Comment by antonvs
2 days ago
There's a reason I mentioned Haskell and Rust specifically. You're right, OCaml's type system is simpler in some relevant respects, and may avoid the issues that I was alluding to. I haven't worked with OCaml for a number of years, since before the LLM boom.
The presence of type classes in Haskell and traits in Rust, and of course the memory lifetime types in Rust, are a big part of the complexity I mentioned.
(Edit: I like type classes and traits. They're a big reason I eventually settled on Haskell over OCaml, and one of the reasons I like Rust. I'm also not such a fan of the "O" in OCaml.)
> All possible runs of a program is exactly what HM type systems type check for.

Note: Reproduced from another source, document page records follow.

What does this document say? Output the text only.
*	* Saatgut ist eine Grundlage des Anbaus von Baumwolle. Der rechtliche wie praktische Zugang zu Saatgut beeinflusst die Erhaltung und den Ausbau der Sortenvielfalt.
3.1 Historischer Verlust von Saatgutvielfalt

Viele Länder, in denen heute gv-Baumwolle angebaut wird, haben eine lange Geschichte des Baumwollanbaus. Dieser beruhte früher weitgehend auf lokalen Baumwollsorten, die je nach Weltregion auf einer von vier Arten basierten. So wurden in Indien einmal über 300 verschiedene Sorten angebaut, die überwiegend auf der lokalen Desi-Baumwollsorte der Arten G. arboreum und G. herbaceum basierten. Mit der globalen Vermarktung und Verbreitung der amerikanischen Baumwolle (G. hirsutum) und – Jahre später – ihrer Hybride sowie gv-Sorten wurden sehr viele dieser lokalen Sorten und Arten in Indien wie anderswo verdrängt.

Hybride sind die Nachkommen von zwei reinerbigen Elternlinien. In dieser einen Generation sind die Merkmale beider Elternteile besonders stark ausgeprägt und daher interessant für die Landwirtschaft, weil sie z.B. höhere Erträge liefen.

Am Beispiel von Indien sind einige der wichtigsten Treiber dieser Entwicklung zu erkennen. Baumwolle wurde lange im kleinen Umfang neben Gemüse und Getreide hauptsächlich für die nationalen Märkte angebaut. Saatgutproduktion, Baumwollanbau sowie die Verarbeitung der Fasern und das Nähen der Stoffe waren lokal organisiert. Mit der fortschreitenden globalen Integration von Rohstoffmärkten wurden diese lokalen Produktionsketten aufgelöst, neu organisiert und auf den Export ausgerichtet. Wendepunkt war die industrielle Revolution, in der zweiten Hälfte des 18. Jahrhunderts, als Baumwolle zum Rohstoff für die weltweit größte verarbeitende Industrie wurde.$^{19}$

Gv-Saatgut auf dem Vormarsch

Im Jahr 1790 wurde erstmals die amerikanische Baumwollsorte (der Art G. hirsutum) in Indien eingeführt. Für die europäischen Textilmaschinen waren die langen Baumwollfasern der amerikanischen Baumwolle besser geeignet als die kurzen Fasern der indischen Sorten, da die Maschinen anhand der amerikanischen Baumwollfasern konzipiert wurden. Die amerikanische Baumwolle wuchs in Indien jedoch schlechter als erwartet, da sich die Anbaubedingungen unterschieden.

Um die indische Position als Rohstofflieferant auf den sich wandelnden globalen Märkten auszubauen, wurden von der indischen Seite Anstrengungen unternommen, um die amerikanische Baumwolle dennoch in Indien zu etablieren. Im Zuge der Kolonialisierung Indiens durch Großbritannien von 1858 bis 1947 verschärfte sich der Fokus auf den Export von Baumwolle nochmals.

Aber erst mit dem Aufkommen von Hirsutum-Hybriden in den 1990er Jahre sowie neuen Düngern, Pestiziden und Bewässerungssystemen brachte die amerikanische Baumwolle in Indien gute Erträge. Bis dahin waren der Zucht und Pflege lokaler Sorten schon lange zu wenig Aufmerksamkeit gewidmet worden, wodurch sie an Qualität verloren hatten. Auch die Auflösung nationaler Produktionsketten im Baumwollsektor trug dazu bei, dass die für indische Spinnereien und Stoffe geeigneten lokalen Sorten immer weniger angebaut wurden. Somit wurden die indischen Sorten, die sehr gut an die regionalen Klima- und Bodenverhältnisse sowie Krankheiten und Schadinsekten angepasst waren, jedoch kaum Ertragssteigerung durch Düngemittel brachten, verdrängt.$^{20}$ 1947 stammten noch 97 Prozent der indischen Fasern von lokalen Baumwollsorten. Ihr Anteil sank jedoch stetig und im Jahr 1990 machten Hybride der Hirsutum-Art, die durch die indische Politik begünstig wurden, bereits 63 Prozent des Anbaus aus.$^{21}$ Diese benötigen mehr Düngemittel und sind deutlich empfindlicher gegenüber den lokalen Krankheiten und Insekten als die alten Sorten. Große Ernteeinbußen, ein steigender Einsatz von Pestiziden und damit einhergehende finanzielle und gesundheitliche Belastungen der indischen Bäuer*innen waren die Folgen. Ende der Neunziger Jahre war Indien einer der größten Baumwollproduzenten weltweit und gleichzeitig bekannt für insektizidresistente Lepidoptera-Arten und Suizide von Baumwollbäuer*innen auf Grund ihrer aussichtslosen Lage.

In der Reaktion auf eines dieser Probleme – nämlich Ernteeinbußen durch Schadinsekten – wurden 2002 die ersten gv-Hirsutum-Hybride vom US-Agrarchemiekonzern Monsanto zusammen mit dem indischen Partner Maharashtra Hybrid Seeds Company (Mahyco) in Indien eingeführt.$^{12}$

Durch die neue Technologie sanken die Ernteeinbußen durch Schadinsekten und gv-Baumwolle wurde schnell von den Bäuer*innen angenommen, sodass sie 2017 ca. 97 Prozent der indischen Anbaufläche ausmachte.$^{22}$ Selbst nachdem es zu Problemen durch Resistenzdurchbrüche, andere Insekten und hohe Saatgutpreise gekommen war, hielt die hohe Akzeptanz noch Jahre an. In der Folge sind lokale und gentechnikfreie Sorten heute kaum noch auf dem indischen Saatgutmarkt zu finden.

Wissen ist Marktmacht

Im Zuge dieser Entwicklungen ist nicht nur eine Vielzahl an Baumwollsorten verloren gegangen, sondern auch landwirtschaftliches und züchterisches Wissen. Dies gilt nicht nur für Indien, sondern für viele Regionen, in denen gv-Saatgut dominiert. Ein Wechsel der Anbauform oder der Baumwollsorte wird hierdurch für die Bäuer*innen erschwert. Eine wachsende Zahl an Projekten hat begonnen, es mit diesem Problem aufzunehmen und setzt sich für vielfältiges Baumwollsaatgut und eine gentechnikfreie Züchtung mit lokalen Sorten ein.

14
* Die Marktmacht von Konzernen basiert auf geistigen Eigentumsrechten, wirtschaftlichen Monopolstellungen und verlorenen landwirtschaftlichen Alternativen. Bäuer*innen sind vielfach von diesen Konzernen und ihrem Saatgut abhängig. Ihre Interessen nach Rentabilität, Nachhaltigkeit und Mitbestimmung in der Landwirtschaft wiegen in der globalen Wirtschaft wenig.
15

Yes, my point was this can be a more difficult goal to achieve.
> This fed into the coding model automatically iterates until it finds a solution that doesn't violate any possible run of the program.
Only if the model is able to make progress effectively. I have some amusing transcripts of the opposite situation.
I also try to do verbose type classes using Ocaml's module system and it's been handling these patterns pretty well. My guess is there is probably good documentation / training data in there for these patterns since they are well documented. I haven't actually used coding agents with Haskell yet so it's possible that Ocaml's verbosity helps the agent.